For comparison, the authors noted that a mom who had other pregnancy problems, like diabetes, increased the risk of autism in her children by 23 percent, and if the fetus was ever in distress, the chance went up 25 percent.

C-sections did not affect the rate of autism.

Other conditions during pregnancy have recently been linked to increased autism risk. An August 2012 study showed that mothers who were obese were 67 percent more likely to have children with the disorder compared to those who maintained a normal weight during pregnancy.

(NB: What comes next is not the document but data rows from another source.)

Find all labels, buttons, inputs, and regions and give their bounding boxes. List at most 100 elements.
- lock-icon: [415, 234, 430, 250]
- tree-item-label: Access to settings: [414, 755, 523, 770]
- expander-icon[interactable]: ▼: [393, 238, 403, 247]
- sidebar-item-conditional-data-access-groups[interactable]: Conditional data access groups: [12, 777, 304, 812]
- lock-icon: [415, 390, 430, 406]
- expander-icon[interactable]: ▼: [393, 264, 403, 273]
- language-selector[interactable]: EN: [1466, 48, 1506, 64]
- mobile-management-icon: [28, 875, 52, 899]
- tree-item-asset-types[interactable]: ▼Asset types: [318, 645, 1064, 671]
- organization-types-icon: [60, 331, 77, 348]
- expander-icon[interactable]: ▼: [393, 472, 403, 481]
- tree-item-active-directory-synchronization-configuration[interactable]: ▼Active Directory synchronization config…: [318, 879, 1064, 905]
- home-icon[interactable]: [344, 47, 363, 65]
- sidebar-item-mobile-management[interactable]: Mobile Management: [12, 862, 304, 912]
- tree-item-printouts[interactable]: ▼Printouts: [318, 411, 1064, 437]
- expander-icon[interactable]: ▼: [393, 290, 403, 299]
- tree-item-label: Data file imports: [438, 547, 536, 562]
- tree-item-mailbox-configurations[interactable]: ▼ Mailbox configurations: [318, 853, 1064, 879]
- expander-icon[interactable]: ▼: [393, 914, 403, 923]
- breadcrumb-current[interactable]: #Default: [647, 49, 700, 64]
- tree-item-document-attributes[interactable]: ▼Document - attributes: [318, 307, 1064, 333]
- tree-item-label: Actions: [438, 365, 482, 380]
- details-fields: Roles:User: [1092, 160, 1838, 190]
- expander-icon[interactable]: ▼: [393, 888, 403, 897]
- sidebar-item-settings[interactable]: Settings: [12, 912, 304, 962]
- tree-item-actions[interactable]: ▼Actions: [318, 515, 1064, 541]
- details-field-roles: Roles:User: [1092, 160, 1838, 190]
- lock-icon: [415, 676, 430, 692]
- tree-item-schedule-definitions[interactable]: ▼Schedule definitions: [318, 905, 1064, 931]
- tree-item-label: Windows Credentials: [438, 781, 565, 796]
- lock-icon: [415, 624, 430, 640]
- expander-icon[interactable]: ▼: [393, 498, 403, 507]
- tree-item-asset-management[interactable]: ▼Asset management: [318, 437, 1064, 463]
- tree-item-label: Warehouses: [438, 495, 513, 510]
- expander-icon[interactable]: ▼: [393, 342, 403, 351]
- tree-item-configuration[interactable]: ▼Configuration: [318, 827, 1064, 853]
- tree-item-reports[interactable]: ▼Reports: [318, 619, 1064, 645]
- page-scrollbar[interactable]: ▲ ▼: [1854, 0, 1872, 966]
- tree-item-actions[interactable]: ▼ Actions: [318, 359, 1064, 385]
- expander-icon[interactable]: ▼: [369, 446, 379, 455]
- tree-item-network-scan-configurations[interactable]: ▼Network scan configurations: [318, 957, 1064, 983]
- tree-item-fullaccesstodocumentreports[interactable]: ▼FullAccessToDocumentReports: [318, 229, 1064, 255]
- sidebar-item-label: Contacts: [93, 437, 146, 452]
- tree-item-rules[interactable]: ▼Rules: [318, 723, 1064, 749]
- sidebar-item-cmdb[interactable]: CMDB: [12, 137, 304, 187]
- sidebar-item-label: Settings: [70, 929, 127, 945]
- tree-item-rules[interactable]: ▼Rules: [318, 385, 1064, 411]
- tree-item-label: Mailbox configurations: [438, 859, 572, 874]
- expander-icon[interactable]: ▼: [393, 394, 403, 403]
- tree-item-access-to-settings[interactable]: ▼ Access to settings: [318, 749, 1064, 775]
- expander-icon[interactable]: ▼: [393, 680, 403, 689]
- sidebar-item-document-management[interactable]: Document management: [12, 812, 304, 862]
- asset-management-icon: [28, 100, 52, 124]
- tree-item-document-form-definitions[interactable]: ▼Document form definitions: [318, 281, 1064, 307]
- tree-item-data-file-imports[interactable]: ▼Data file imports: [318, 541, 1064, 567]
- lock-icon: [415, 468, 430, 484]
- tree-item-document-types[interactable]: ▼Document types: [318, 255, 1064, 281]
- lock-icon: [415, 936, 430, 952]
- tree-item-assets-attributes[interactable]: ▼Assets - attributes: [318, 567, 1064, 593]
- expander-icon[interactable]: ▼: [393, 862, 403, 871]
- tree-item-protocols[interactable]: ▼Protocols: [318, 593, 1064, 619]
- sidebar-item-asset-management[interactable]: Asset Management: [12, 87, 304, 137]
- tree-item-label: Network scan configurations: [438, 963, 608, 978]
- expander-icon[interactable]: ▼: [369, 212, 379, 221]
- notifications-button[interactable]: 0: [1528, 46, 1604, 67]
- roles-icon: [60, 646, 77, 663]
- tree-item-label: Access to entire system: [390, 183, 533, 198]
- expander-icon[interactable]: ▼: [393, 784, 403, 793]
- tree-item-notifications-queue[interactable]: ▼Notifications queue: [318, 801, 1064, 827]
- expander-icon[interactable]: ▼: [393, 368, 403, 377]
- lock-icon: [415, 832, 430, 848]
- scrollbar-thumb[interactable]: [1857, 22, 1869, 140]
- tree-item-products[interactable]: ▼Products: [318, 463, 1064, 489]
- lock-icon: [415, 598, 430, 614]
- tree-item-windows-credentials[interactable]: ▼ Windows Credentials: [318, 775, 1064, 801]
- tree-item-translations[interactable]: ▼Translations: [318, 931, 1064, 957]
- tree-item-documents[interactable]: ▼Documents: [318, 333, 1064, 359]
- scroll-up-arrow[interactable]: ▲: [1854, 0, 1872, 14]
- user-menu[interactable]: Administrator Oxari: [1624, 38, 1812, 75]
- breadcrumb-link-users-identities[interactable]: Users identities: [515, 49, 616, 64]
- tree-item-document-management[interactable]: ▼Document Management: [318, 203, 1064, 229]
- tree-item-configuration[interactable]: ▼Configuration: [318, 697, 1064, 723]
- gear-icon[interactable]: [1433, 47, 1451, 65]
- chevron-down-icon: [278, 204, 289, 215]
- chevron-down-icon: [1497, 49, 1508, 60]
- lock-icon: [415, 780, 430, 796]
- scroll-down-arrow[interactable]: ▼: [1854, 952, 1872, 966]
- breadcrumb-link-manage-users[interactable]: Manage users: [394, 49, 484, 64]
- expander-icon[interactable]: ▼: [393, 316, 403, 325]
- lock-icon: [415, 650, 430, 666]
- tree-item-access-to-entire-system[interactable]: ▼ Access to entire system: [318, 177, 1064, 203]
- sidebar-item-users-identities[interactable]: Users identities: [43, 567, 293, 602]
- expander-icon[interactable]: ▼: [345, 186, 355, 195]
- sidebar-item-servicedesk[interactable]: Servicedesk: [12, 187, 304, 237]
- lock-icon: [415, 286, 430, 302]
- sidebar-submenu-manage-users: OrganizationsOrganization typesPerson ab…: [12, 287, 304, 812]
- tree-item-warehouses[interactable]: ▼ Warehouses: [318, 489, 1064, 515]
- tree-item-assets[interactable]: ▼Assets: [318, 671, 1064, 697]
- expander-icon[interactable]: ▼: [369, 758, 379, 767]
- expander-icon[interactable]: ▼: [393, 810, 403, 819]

Taking the anti-epilepsy drug valproate has been linked to a five-fold higher risk of having a child with an autism spectrum disorder in an April 2013 study published in JAMA. Exposure to air pollution while with child was also significantly connected to higher rates of autism, a June 2013 Environmental Health Perspectives study revealed.

Though the risk in the new study may seem alarming to some, Dr. Jeffrey L. Ecker, an obstetrician at Massachusetts General Hospital, told HealthDay that mothers shouldn't be concerned if they need to have their labor assisted -- nor should they go against their doctor's recommendation.

"Women should not conclude that if they need induction or augmentation their child will have or be at high risk for autism. Nor should they seek to avoid induction (or) augmentation," Ecker, who was not involved in the study, said. "The latter reaction would ... almost certainly (increase rates of) cesarean delivery, an intervention that we know has important (negative) effects on both maternal and neonatal health."

The study published in JAMA Pediatrics on Aug. 12.